At 9:51 AM, Anonymous Anonymous thinks I'm the coolest...

Congratulations!

The only person who still hassles me is my grandmother. She is quite distressed that I have made it to 42 without marrying, even though I was the first of her grandkids (there are 24 of us) to go to college.

Not that I wouldn't have liked to be married and have kids, but life doesn't always work out the way you want.

 
At 10:18 AM, Anonymous Anonymous thinks I'm the coolest...

I'd say congratulations, but I'm frankly afraid of you right now! Kidding (kind of...)!

When did this all happen? I know I haven't seen you in about 3 months (and thanks for the praise for my party, by the way), but I had no idea this was coming. Email me the details!

 
At 1:50 PM, Blogger TooMuchCoffeeLady thinks I'm the coolest...

PHIL!!! Good to hear from you! :) How have you been?

I'd say congratulations, but I'm frankly afraid of you right now! Kidding (kind of...)!

Man... I was afraid this was gonna happen. OK loyal RL-Friend-and-Relative-Readers: If we're still actually in communication (and/or we've lost touch but I haven't specifically said to you "Friend-or-Relative, you're toxic and ignorant, kindly f*ck off and stay out of my life"), you're clearly not the stupid assholes I am bitching about. ;)

 
At 1:51 PM, Blogger TooMuchCoffeeLady thinks I'm the coolest...

Oh, and thanks for your congratulations guys!!! :)

 
At 6:06 PM, Blogger TooMuchCoffeeLady thinks I'm the coolest...

Ibid - Understand that the judgementalness (about the children issue) goes both ways. You're like the only "never wants to have children" person I have ever encountered who doesn't call those of us who want or have children nasty names.

Also - (I'm not sure where you stand on wanting to get married or not.) But if that is something you want, you're younger than my fiance and in general just too young to say "it'll never happen to me". Maybe it's just that you haven't found your chair yet rather than you've flat-out lost the game. But you're still cool in my book if you don't think you ever want a chair:)

 
At 9:36 PM, Blogger Chopin Girl thinks I'm the coolest...

I know I'm so late (catching up on required reading!), but CONGRATS!

I really didn't know people treated you that way about marraige.

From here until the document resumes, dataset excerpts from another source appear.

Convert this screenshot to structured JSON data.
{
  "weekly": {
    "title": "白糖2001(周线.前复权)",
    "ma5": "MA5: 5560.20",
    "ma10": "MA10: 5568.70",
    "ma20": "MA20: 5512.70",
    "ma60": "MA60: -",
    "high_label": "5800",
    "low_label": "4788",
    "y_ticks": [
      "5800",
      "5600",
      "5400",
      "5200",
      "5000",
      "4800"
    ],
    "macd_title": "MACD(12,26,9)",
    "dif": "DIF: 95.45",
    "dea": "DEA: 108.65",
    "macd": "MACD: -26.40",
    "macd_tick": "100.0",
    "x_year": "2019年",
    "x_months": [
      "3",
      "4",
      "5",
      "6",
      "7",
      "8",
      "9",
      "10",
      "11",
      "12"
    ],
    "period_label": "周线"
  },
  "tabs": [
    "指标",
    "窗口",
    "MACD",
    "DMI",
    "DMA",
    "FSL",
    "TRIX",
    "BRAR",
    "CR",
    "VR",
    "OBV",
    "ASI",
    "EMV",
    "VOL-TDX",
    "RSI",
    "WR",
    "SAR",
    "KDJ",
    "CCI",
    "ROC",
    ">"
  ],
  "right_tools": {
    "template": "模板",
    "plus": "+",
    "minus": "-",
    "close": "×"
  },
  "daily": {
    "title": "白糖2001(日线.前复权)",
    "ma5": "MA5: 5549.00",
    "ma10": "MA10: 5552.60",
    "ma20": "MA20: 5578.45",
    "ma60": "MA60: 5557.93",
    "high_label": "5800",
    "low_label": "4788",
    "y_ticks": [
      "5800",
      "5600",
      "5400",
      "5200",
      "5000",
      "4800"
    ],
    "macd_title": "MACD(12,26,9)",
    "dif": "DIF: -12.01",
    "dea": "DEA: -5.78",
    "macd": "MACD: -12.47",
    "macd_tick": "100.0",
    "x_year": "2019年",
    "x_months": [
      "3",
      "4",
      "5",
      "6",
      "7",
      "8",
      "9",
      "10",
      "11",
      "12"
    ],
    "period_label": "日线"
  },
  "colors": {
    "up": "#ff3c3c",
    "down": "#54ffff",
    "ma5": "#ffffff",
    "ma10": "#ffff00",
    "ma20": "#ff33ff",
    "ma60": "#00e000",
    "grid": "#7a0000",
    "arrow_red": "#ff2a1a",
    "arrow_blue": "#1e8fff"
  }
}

It's interesting because in my family, marraige at a younger age (before you're 30) is pretty much discouraged-- but this is by the women who've been burned by men (a good portion of them) and getting that fat paycheck is what was emphasized (essentially to help the family out-- if you're married, that money is obviously going to the hubby and kids). So weird how the same issues are viewed so differently.
You have a great head on your shoulders and FORGET those who were acting so fake and who are acting fake now. BE HAPPY!!!

And, girl, what do you know about Wilona on Good Times??? LOLOLOL

 
At 8:25 AM, Blogger TooMuchCoffeeLady thinks I'm the coolest...

Thanks CG!

Uh, who doesn't know about Wilona from Good Times?